Abe was the longest serving Japanese Prime Minister of all time. He was a husband and a politician, with a wife who made the role of Japanese First Lady into a meaningful job of public service. He didn’t have children, instead devoting himself to Japan and serving his country. Abe lived life well and altruistically, only retiring due to ill health, and died on the campaign trail, aged only 67, murdered in cold blood by a man who had never done anything much with his life to be proud of. Abe came from a political family, his father served in the House of Representatives from 1958 to 1991. Abe grew up knowing what service to his country meant and embraced it with his whole heart, whilst remaining a sympathetic and mostly liked figure.

Abe was effective, his Abenomics economic policy pulled Japan out of a terrible economic slump. He managed to curb North Korea, which is a very real problem in Japan, with many abductions taking place of Japanese citizens over to the hermit state. Abe never put a foot wrong diplomatically and even was able to get along with Trump and get the best deal for Japan. He even dressed up as Mario, the much loved character from Super Mario Brothers, in an exhibition of his ability to be a good sport and make people smile.

Whatever the highs and lows of political life was for Abe, he remained resolute under attack. I truly believe he always did what he considered best for Japan, and as such was an exemplary politician and leader.

(Masanori Takei/Kyodo News via AP)

Today is a dark day for politics, for the world at large, and for a Japan, waking up to a future where they are no longer mostly immune from the violence that is currently plaguing the world. These are dark days. Abe saw Japan through some of the best of times, I just hope Kishida will rise to the challenge and steer Japan safely through what is to come.

(Postscript) The fact the NPR described Abe as a “divisive arch-conservative” just moments after his death, is absolutely unforgivable, and an act of partisan political opinion that is poisoning world politics. Setting up every single issue as a point scoring exercise of ‘us vs them’ means that everything is viewed through a lens of bias and hatred. Abe was a friend to the USA, and a decent human being, and labelling him negatively because of his political affiliations, which are not transferrable to American politics is beyond the pale, and in addition to that short sighted, crass and shows a lack of real understanding that not everywhere is America.
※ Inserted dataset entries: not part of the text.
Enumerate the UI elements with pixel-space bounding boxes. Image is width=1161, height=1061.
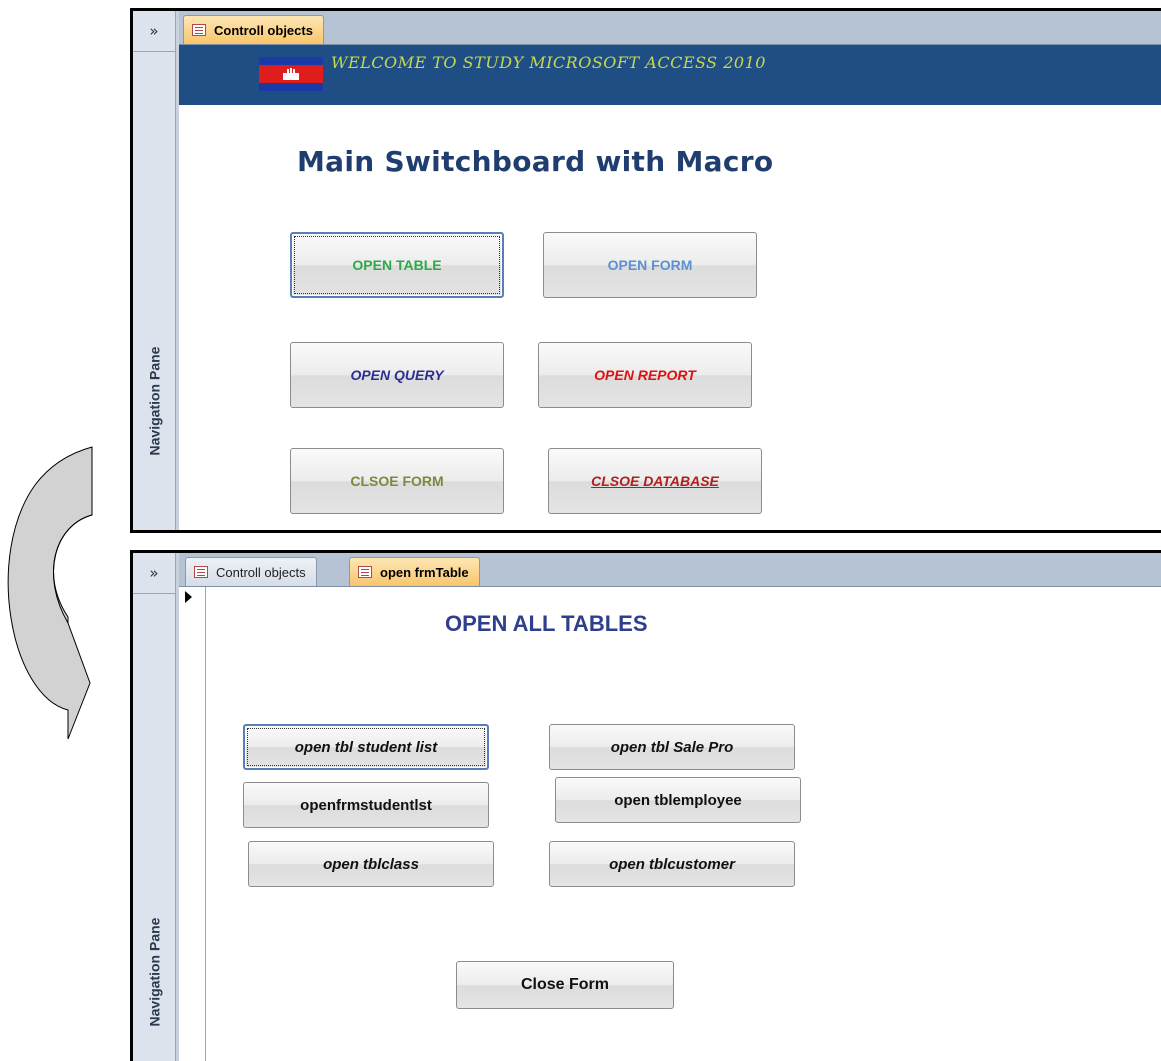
open-tblcustomer-button[interactable]: open tblcustomer — [549, 841, 795, 887]
form-header: WELCOME TO STUDY MICROSOFT ACCESS 2010 — [179, 45, 1161, 105]
welcome-text: WELCOME TO STUDY MICROSOFT ACCESS 2010 — [331, 53, 766, 72]
open-query-button[interactable]: OPEN QUERY — [290, 342, 504, 408]
tab-label: open frmTable — [380, 564, 469, 580]
navigation-pane-label: Navigation Pane — [146, 917, 163, 1027]
expand-navigation-chevron-icon[interactable]: » — [133, 553, 175, 594]
switchboard-window: » Navigation Pane Controll objects WELCO… — [130, 8, 1161, 533]
open-tbl-student-list-button[interactable]: open tbl student list — [243, 724, 489, 770]
close-database-button[interactable]: CLSOE DATABASE — [548, 448, 762, 514]
navigation-pane-label: Navigation Pane — [146, 346, 163, 455]
tab-controll-objects[interactable]: Controll objects — [183, 15, 324, 44]
document-tab-bar: Controll objects — [179, 11, 1161, 45]
openfrmstudentlst-button[interactable]: openfrmstudentlst — [243, 782, 489, 828]
curved-arrow-icon — [7, 446, 93, 740]
tab-label: Controll objects — [216, 564, 306, 580]
open-table-button[interactable]: OPEN TABLE — [290, 232, 504, 298]
close-form-button[interactable]: Close Form — [456, 961, 674, 1009]
open-tables-window: » Navigation Pane Controll objects open … — [130, 550, 1161, 1061]
open-tbl-sale-pro-button[interactable]: open tbl Sale Pro — [549, 724, 795, 770]
close-form-button[interactable]: CLSOE FORM — [290, 448, 504, 514]
page-title: Main Switchboard with Macro — [297, 145, 774, 178]
open-report-button[interactable]: OPEN REPORT — [538, 342, 752, 408]
navigation-pane-label-container: Navigation Pane — [133, 51, 175, 530]
form-icon — [192, 24, 206, 36]
form-icon — [358, 566, 372, 578]
expand-navigation-chevron-icon[interactable]: » — [133, 11, 175, 52]
open-form-button[interactable]: OPEN FORM — [543, 232, 757, 298]
document-tab-bar: Controll objects open frmTable — [179, 553, 1161, 587]
current-record-arrow-icon — [185, 591, 192, 603]
open-tblemployee-button[interactable]: open tblemployee — [555, 777, 801, 823]
tab-open-frmtable[interactable]: open frmTable — [349, 557, 480, 586]
cambodia-flag-icon — [259, 57, 323, 91]
record-selector[interactable] — [179, 587, 206, 1061]
navigation-pane[interactable]: » Navigation Pane — [133, 553, 176, 1061]
tab-label: Controll objects — [214, 22, 313, 38]
form-icon — [194, 566, 208, 578]
open-tblclass-button[interactable]: open tblclass — [248, 841, 494, 887]
navigation-pane-label-container: Navigation Pane — [133, 593, 175, 1061]
page-title: OPEN ALL TABLES — [445, 611, 648, 636]
navigation-pane[interactable]: » Navigation Pane — [133, 11, 176, 530]
tab-controll-objects[interactable]: Controll objects — [185, 557, 317, 586]
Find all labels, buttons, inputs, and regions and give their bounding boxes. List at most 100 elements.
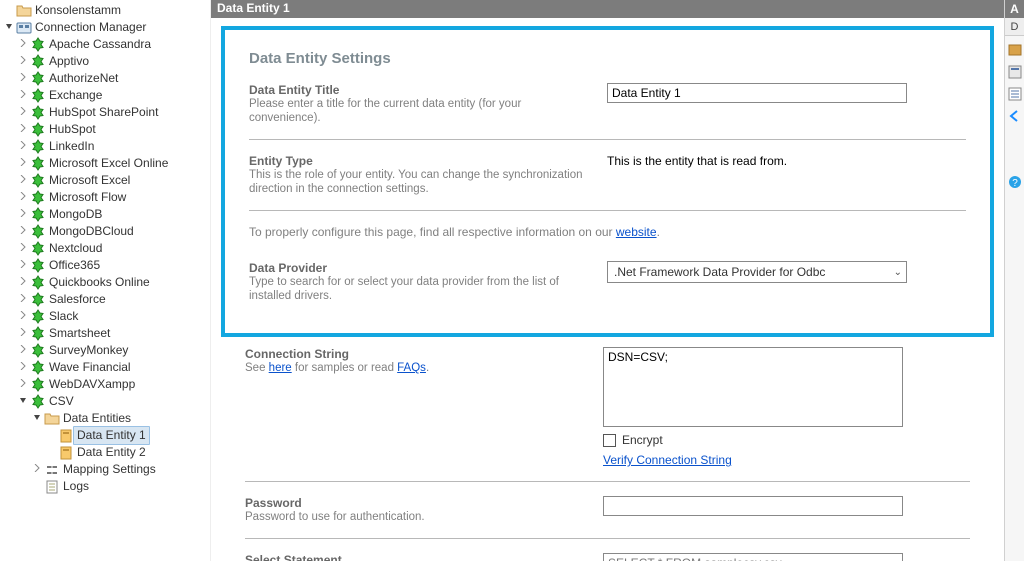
connector-icon [30, 241, 46, 257]
select-statement-input[interactable] [603, 553, 903, 561]
encrypt-label: Encrypt [622, 433, 663, 447]
tree-expander-icon[interactable] [16, 87, 30, 104]
tree-connector[interactable]: AuthorizeNet [2, 70, 210, 87]
tree-connector-csv[interactable]: CSV [2, 393, 210, 410]
conn-string-label: Connection String [245, 347, 583, 361]
connector-icon [30, 54, 46, 70]
tree-expander-icon[interactable] [16, 155, 30, 172]
title-label: Data Entity Title [249, 83, 587, 97]
back-arrow-icon[interactable] [1007, 108, 1023, 124]
tree-connector[interactable]: Exchange [2, 87, 210, 104]
tree-expander-icon[interactable] [16, 359, 30, 376]
tree-expander-icon[interactable] [16, 393, 30, 410]
tree-expander-icon[interactable] [30, 461, 44, 478]
conn-faqs-link[interactable]: FAQs [397, 362, 426, 374]
setting-entity-type: Entity Type This is the role of your ent… [249, 154, 966, 211]
tree-expander-icon[interactable] [16, 342, 30, 359]
tree-expander-icon[interactable] [16, 104, 30, 121]
encrypt-checkbox[interactable]: Encrypt [603, 433, 970, 447]
tree-connector[interactable]: WebDAVXampp [2, 376, 210, 393]
tree-connector[interactable]: MongoDBCloud [2, 223, 210, 240]
actions-sidebar: A D ? [1004, 0, 1024, 561]
navigation-tree[interactable]: >KonsolenstammConnection ManagerApache C… [0, 0, 211, 561]
tree-expander-icon[interactable] [16, 53, 30, 70]
tree-entity-1[interactable]: >Data Entity 1 [2, 427, 210, 444]
verify-connection-link[interactable]: Verify Connection String [603, 453, 732, 467]
tree-logs[interactable]: >Logs [2, 478, 210, 495]
tree-expander-icon[interactable] [16, 206, 30, 223]
connector-icon [30, 326, 46, 342]
tree-connection-manager[interactable]: Connection Manager [2, 19, 210, 36]
tree-expander-icon[interactable] [16, 257, 30, 274]
tree-expander-icon[interactable] [16, 291, 30, 308]
tree-connector[interactable]: Apptivo [2, 53, 210, 70]
tree-connector[interactable]: MongoDB [2, 206, 210, 223]
tree-connector[interactable]: Quickbooks Online [2, 274, 210, 291]
tree-connector[interactable]: HubSpot SharePoint [2, 104, 210, 121]
help-icon[interactable]: ? [1007, 174, 1023, 190]
tree-data-entities[interactable]: Data Entities [2, 410, 210, 427]
tree-connector[interactable]: HubSpot [2, 121, 210, 138]
tree-expander-icon[interactable] [16, 36, 30, 53]
setting-select-statement: Select Statement [245, 553, 970, 561]
connector-icon [30, 224, 46, 240]
tree-connector[interactable]: Microsoft Excel Online [2, 155, 210, 172]
connection-string-input[interactable] [603, 347, 903, 427]
tree-item-label: Microsoft Excel [49, 172, 130, 189]
tree-expander-icon[interactable] [16, 70, 30, 87]
data-entity-title-input[interactable] [607, 83, 907, 103]
setting-password: Password Password to use for authenticat… [245, 496, 970, 539]
tree-expander-icon[interactable] [16, 189, 30, 206]
password-input[interactable] [603, 496, 903, 516]
tree-item-label: HubSpot [49, 121, 96, 138]
tree-connector[interactable]: Smartsheet [2, 325, 210, 342]
tree-expander-icon[interactable] [16, 274, 30, 291]
tree-item-label: Data Entity 2 [77, 444, 146, 461]
tree-expander-icon[interactable] [16, 325, 30, 342]
tree-mapping-settings[interactable]: Mapping Settings [2, 461, 210, 478]
tree-connector[interactable]: Apache Cassandra [2, 36, 210, 53]
connector-icon [30, 292, 46, 308]
tree-connector[interactable]: Slack [2, 308, 210, 325]
tree-item-label: Slack [49, 308, 78, 325]
tree-connector[interactable]: Salesforce [2, 291, 210, 308]
tree-connector[interactable]: Microsoft Excel [2, 172, 210, 189]
entity-icon [58, 428, 74, 444]
tree-item-label: MongoDB [49, 206, 102, 223]
tree-connector[interactable]: SurveyMonkey [2, 342, 210, 359]
highlighted-settings-group: Data Entity Settings Data Entity Title P… [221, 26, 994, 337]
action-icon-1[interactable] [1007, 42, 1023, 58]
tree-item-label: SurveyMonkey [49, 342, 128, 359]
tree-expander-icon[interactable] [16, 138, 30, 155]
tree-expander-icon[interactable] [16, 223, 30, 240]
action-icon-3[interactable] [1007, 86, 1023, 102]
password-desc: Password to use for authentication. [245, 510, 583, 524]
tree-entity-2[interactable]: >Data Entity 2 [2, 444, 210, 461]
data-provider-combobox[interactable]: .Net Framework Data Provider for Odbc ⌄ [607, 261, 907, 283]
tree-expander-icon[interactable] [16, 376, 30, 393]
tree-expander-icon[interactable] [16, 308, 30, 325]
website-link[interactable]: website [616, 225, 657, 239]
tree-expander-icon[interactable] [16, 172, 30, 189]
connector-icon [30, 122, 46, 138]
actions-header: A [1005, 0, 1024, 18]
conn-here-link[interactable]: here [269, 362, 292, 374]
tree-root[interactable]: >Konsolenstamm [2, 2, 210, 19]
tree-connector[interactable]: Wave Financial [2, 359, 210, 376]
tree-item-label: Logs [63, 478, 89, 495]
content-title: Data Entity 1 [217, 1, 290, 15]
connector-icon [30, 71, 46, 87]
tree-connector[interactable]: Office365 [2, 257, 210, 274]
data-provider-desc: Type to search for or select your data p… [249, 275, 587, 303]
action-icon-2[interactable] [1007, 64, 1023, 80]
logs-icon [44, 479, 60, 495]
tree-expander-icon[interactable] [30, 410, 44, 427]
tree-connector[interactable]: LinkedIn [2, 138, 210, 155]
tree-expander-icon[interactable] [2, 19, 16, 36]
tree-expander-icon[interactable] [16, 121, 30, 138]
connector-icon [30, 139, 46, 155]
tree-connector[interactable]: Microsoft Flow [2, 189, 210, 206]
tree-expander-icon[interactable] [16, 240, 30, 257]
tree-item-label: Smartsheet [49, 325, 110, 342]
tree-connector[interactable]: Nextcloud [2, 240, 210, 257]
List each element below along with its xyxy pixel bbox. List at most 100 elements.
A conservative member of the Liberal Democratic Party of Japan does not equal Republican, and besides Japan tends to elect far more on the individual, instead of the party. The LDP is basically the only party in Japan that ever has a chance of winning anything, it is the person they elect, not the package of views. America is almost monolithic, viewing everything through a lens of American politics, mores and culture. It is a self centered giant. Seeing Abe through the lens of American Republicanism does him a huge disservice.

Abe: Politician and thoroughly nice guy on the campaign trail. The video was posted two days ago.

2 Comments

  1. clcouch123

    I’m glad I didn’t hear anything from NPR before reading your work. I knew little of Abe except as a politician in Japan might be known here. I appreciate and frankly am grateful for your review of Abe. I can remember him well.